The revamped Anti-DDoS platform now handles the full DDoS defense cycle: it monitors incoming traffic, isolates harmful packets, and passes clean data onward. To achieve this, Rostelecom allocated separate channel capacity and deployed the Anti-DDoS system on specialized routers through which all subscriber traffic is routed for filtering.
These dedicated routers were installed on mutually redundant sites located directly within the backbone network’s core. This design ensures not only the necessary processing power but also high availability-if one site goes offline, the other seamlessly takes over without service disruption. According to Rostelecom, shifting filtering to dedicated routers has eliminated the impact of illegitimate traffic on customer-facing services.
For telecom operators, integrated Anti-DDoS protection is now a fundamental network function. Attacks target not just websites or apps but also communication channels, DNS services, and traffic delivery infrastructure. The closer filtering sits to the network’s backbone, the less likely an attack will congest the pipe before malicious traffic can be separated from legitimate data.
Similar business-oriented Anti-DDoS services exist among other major Russian providers like MTS and MegaFon, as well as specialized firms such as StormWall. Globally, the battle against multi-vector DDoS attacks-often measured in terabits per second-centers around operator infrastructure. Rostelecom’s upgrade is especially vital given its backbone supports not only consumer access but also a vast number of corporate and government clients, where network failures carry far higher stakes.
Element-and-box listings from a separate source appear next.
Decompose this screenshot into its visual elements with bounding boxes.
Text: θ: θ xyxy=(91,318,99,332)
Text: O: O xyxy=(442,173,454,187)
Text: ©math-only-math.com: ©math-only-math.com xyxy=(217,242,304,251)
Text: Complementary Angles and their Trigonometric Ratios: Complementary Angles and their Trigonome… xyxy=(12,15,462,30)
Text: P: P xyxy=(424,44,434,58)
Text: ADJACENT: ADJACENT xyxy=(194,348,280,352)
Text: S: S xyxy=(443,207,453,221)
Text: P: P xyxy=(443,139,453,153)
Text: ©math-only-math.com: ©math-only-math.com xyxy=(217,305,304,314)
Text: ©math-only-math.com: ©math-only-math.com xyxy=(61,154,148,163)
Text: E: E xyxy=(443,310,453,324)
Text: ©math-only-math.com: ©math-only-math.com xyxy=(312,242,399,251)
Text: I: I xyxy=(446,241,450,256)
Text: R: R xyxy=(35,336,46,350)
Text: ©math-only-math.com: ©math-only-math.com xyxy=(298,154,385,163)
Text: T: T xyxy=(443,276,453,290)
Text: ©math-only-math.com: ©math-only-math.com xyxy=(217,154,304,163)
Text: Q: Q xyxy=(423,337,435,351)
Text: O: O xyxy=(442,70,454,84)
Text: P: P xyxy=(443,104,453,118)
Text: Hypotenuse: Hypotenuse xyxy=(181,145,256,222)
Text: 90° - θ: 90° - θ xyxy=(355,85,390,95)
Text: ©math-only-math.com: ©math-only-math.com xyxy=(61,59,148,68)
This move sets a new standard for traffic protection in Russia’s telecom sector and signals a shift toward more specialized, redundant architectures that prioritize resilience at the core network level. Watch for Rostelecom and other operators to push deeper integration of security functions into their infrastructure as the volume and sophistication of attacks continue to climb, making backbone-level defense essential for service continuity.